Fourteen graduate students recently completed the UT School of Architecture’s first ever Transportation Quest, a day-long field trip that brought students into direct conversation with transportation leaders in many of the organizations central to keeping people and goods moving in Austin and the Texas Triangle megaregion.
The tour was part of Urban Transportation Planning and Policy, a graduate course designed by Community & Regional Planning Assistant Professor Gian-Claudia Sciara intended to prepare students from across disciplines to become fluent with the fundamental transportation planning and policy challenges in today’s complex metro regions. Funding for field trip was provided through an educational enhancement grant from UTSOA’s center for Cooperative Mobility and Competitive Megaregions, which aims to advance research, education, and technology transfer initiatives to improve the mobility of people and goods in urban and rural communities of megaregions.
For these eager observers of urban transport, the day started at 7:00AM at Littlefield Fountain. Travelling by charter bus, the group’s first stop was the joint offices of the Capital Area Metropolitan Planning Organization (CAMPO), responsible for regional transportation plans and investments across six counties, and the Central Texas Regional Mobility Authority (CTRMA), the public agency responsible for a system of toll roads across Williamson and Travis counties, including the MoPac Express Lane. The group talked with the agencies’ executives, engineers, financial officers, and external affairs liaisons about the tough political and funding choices they face in addressing transportation needs in the diverse region comprised of Bastrop, Burnet, Caldwell, Hays, Travis, and Williamson Counties. According to graduate student Madison Andrews, the discussion expanded her view of transportation problems beyond Central Austin, causing her “to examine how the needs of people only one county away can be vastly different.”
By mid-morning the group was on the road to Austin Bergstrom International Airport (AUS), using CTRMA’s 183 South facility and accompanied by CTRMA Director of Engineering Justin Word. Along the way, Word pointed out key design features and challenges of the toll road project and spoke candidly about the difficulty of anticipating future travel needs given rapidly evolving technologies and preferences.
At AUS, Planning and Development Supervisor Jennifer Williams showed the group how one of the fastest growing U.S. airports is responding to unprecedented passenger volumes. Students toured the cutting-edge terminal expansion, which features ultra-accessible restrooms, an outdoor terrace, and extensive public art. They also donned hard hats and cleared security for a behind-the-scenes look at the labyrinthine baggage screening operation – a “once in a lifetime experience,” according to Community and Regional Planning student Sim Serhan.
Next, the class headed to Amazon’s 855,000 square-foot SAT2 Fulfillment Center in San Marcos, ground zero for understanding how ecommerce, precision robotics, and just-in-time logistics are generating an entirely new of set of transportation demands in the region. Students talked with tour leader Trinidad Cisneros about the firm’s efforts to address carbon impacts, from in- and outbound freight truck operations, to last-mile neighborhood delivery, to energy for powering its fulfillment, sorting, and distribution centers.
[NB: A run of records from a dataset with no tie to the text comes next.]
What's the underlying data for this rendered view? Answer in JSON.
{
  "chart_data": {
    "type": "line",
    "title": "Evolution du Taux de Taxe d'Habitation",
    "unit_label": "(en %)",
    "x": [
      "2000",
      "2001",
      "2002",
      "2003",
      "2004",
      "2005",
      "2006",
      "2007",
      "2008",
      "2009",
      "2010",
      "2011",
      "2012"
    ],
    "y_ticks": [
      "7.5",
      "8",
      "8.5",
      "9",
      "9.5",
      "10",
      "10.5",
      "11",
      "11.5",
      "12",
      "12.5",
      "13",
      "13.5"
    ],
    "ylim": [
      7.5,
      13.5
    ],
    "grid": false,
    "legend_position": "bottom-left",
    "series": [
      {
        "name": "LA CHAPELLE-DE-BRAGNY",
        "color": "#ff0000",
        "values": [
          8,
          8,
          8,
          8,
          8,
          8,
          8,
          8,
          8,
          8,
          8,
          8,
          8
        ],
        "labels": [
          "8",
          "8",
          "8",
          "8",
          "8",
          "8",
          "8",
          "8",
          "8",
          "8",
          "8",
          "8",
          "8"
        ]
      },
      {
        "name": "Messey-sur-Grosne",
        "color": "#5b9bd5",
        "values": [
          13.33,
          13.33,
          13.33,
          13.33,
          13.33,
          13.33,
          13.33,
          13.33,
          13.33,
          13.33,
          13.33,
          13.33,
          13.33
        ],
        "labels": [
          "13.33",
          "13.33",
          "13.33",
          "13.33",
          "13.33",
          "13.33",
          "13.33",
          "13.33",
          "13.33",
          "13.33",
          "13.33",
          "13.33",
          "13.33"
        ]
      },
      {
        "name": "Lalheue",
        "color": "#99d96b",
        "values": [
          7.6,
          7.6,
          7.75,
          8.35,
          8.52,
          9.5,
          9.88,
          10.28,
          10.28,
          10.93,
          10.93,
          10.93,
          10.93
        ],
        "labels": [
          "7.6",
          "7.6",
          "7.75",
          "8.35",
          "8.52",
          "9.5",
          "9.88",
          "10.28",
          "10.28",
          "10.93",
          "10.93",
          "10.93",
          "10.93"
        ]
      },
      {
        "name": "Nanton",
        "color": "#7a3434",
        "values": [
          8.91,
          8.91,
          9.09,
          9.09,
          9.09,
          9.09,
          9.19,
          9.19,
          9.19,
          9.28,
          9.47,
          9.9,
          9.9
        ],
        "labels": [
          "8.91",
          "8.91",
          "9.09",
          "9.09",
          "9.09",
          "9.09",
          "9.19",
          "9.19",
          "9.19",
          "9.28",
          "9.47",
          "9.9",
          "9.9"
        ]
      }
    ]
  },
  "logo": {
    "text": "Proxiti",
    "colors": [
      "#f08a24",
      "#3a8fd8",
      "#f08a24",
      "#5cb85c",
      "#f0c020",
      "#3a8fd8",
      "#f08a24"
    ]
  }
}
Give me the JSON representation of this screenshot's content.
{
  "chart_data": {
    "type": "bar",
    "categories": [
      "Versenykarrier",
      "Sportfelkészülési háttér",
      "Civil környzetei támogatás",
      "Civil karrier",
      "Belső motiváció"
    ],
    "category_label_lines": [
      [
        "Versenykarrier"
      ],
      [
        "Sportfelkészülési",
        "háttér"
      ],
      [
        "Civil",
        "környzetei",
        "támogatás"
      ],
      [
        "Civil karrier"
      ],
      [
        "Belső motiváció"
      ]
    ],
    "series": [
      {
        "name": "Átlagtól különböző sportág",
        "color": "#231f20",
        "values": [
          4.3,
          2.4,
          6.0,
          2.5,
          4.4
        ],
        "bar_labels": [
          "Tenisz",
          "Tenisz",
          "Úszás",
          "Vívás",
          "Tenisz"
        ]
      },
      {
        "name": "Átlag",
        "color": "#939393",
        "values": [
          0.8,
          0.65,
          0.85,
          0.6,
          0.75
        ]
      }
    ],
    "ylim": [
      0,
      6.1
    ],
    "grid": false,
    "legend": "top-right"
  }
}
Before heading back to the 40 Acres, the group made a final stop at the SH 130 Concession Company, the private firm that operates the publicly-owned toll road called “the fastest route from Austin to San Antonio.” Students learned how public-private partnerships contribute to infrastructure provision and how sound traffic and revenue forecasts can make or break their success.
Architecture student Kevin Choi called Transportation Quest “a tremendous eye-opener…into how macro-scale and regional transportation planning works and into the myriad challenges…that make it extremely difficult to achieve intended mobility goals.” Even so, after a full day, the eyes of more than a few students were shut as the sun dimmed and the bus rolled into the curb at Littlefield Fountain.